Workers at Spotify are said to be outraged at the company's support for Joe Rogan, one of its most high-profile stars, for his "transphobic comments" and "misinformation".
The former Fear Factor host commands an enormous audience with his podcast, claiming the title of number one most popular in the US in 2020.
Spotify famously paid a reported US$100 million to Rogan to have him exclusively broadcast on the platform - which apparently upset staff at the company.
"I'm personally bothered by his transphobic comments and am concerned with the way he might spread misinformation," one Spotify employee wrote last year on an internal networking channel, Business Insider reported this week.
A former Spotify employee added that the Rogan deal was the most contentious decision the company had ever made.
A resulting meeting with staff about the issue apparently didn't go well, with Spotify refusing to force editorial supervision over what Rogan says in his broadcasts.
The Joe Rogan Experience is wildly popular in part due to its controversial nature.
Previous guests have included infamous conspiracy theorist Alex Jones, internet troll Milo Yiannopoulos and Gavin McInnes, a far-right extremist who founded the Proud Boys, the notorious neo-facist organisation classified as a terrorist entity by the Canadian government.

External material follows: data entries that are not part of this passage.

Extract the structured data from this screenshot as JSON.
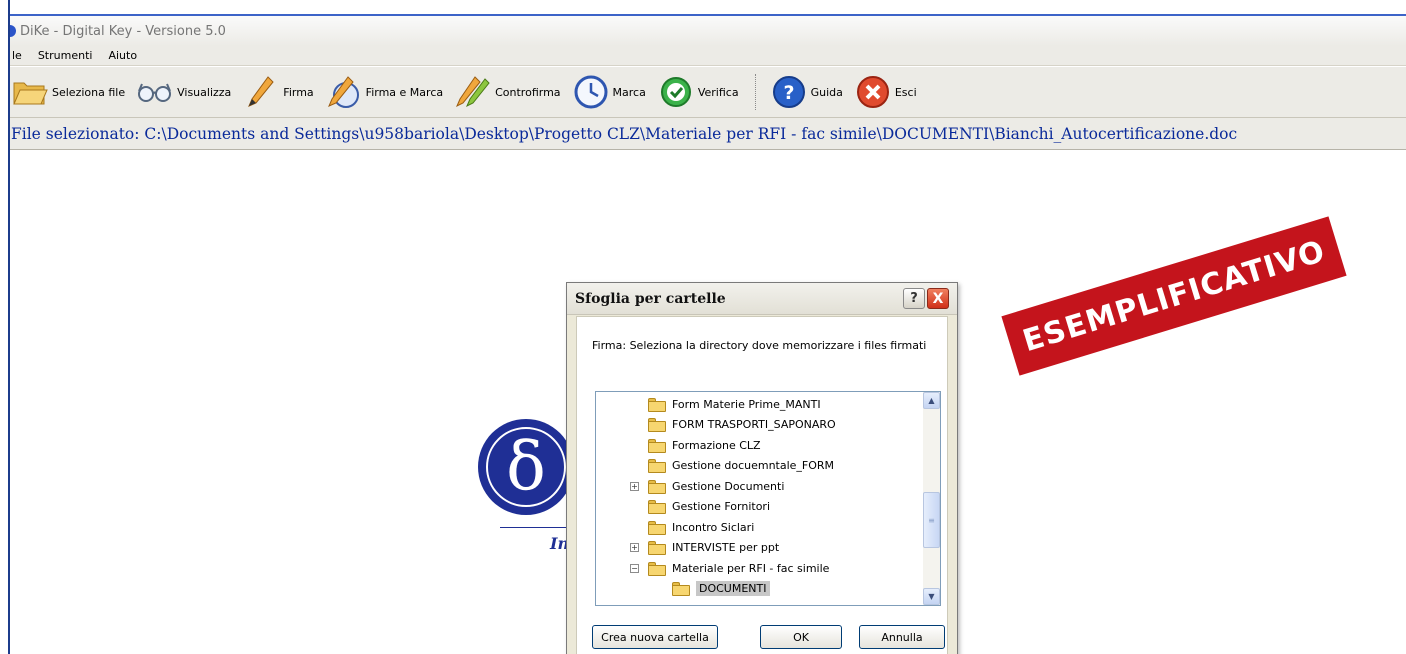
{
  "window": {
    "title": "DiKe - Digital Key - Versione 5.0"
  },
  "menu": [
    {
      "label": "le"
    },
    {
      "label": "Strumenti"
    },
    {
      "label": "Aiuto"
    }
  ],
  "toolbar": {
    "buttons": [
      {
        "label": "Seleziona file",
        "icon": "folder-open-icon"
      },
      {
        "label": "Visualizza",
        "icon": "glasses-icon"
      },
      {
        "label": "Firma",
        "icon": "pen-icon"
      },
      {
        "label": "Firma e Marca",
        "icon": "pen-clock-icon"
      },
      {
        "label": "Controfirma",
        "icon": "double-pen-icon"
      },
      {
        "label": "Marca",
        "icon": "clock-icon"
      },
      {
        "label": "Verifica",
        "icon": "check-icon"
      },
      {
        "label": "Guida",
        "icon": "help-icon"
      },
      {
        "label": "Esci",
        "icon": "exit-icon"
      }
    ]
  },
  "file_bar": {
    "text": "File selezionato: C:\\Documents and Settings\\u958bariola\\Desktop\\Progetto CLZ\\Materiale per RFI - fac simile\\DOCUMENTI\\Bianchi_Autocertificazione.doc"
  },
  "logo": {
    "symbol": "δ",
    "text": "In"
  },
  "stamp": {
    "text": "ESEMPLIFICATIVO",
    "color": "#c4141c"
  },
  "dialog": {
    "title": "Sfoglia per cartelle",
    "help": "?",
    "close": "X",
    "prompt": "Firma: Seleziona la directory dove memorizzare i files firmati",
    "tree": [
      {
        "name": "Form Materie Prime_MANTI",
        "expander": "",
        "level": 1
      },
      {
        "name": "FORM TRASPORTI_SAPONARO",
        "expander": "",
        "level": 1
      },
      {
        "name": "Formazione CLZ",
        "expander": "",
        "level": 1
      },
      {
        "name": "Gestione docuemntale_FORM",
        "expander": "",
        "level": 1
      },
      {
        "name": "Gestione Documenti",
        "expander": "+",
        "level": 1
      },
      {
        "name": "Gestione Fornitori",
        "expander": "",
        "level": 1
      },
      {
        "name": "Incontro Siclari",
        "expander": "",
        "level": 1
      },
      {
        "name": "INTERVISTE per ppt",
        "expander": "+",
        "level": 1
      },
      {
        "name": "Materiale per RFI - fac simile",
        "expander": "−",
        "level": 1
      },
      {
        "name": "DOCUMENTI",
        "expander": "",
        "level": 2,
        "selected": true
      }
    ],
    "buttons": {
      "new_folder": "Crea nuova cartella",
      "ok": "OK",
      "cancel": "Annulla"
    }
  }
}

In addition to what his guests have said on the show, Rogan himself has come under fire for espousing anti-science views and comments he's made about transgender people.
In a 2018 discussion about trans athletes including New Zealander Laurel Hubbard, Rogan described transgender women as having "gorilla hands" and "size 14 feet".

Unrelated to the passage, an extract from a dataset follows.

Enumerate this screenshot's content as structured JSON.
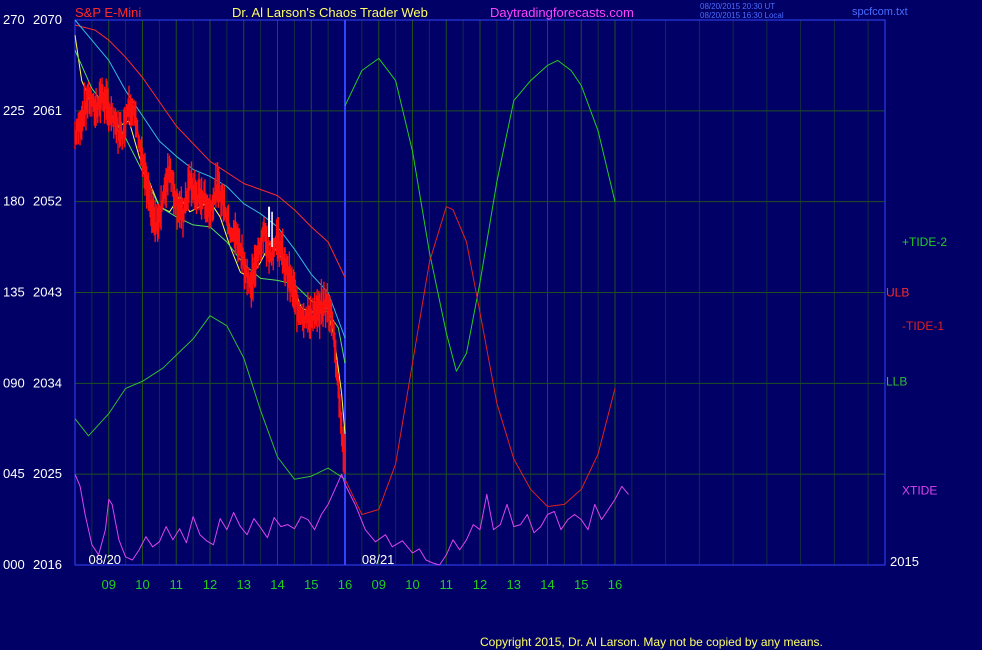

Earlier this year in an episode with Jim Breuer, Rogan suggested that "dumb people" and "idiots" transition gender in order to be praised as "amazing".
He's also spread falsehoods about the COVID-19 pandemic, including claiming facemasks are only "for bitches" and that young, healthy people shouldn't get vaccinated.
The comments caused outrage from a wide variety of people including Prince Harry, who spoke about them on another Spotify podcast, Dax Shepard's Armchair Expert.
"I think the issue is in today's world with misinformation just, like, endemic, you've got to be careful about what comes out of your mouth when it comes to that because news doesn't exist in just news anymore," said the Duke of Sussex.
"You're right 'don't listen to me', well don't say that. Just stay out of it. If you have a platform, with a platform comes responsibility."
Spotify has not commented on the Business Insider report.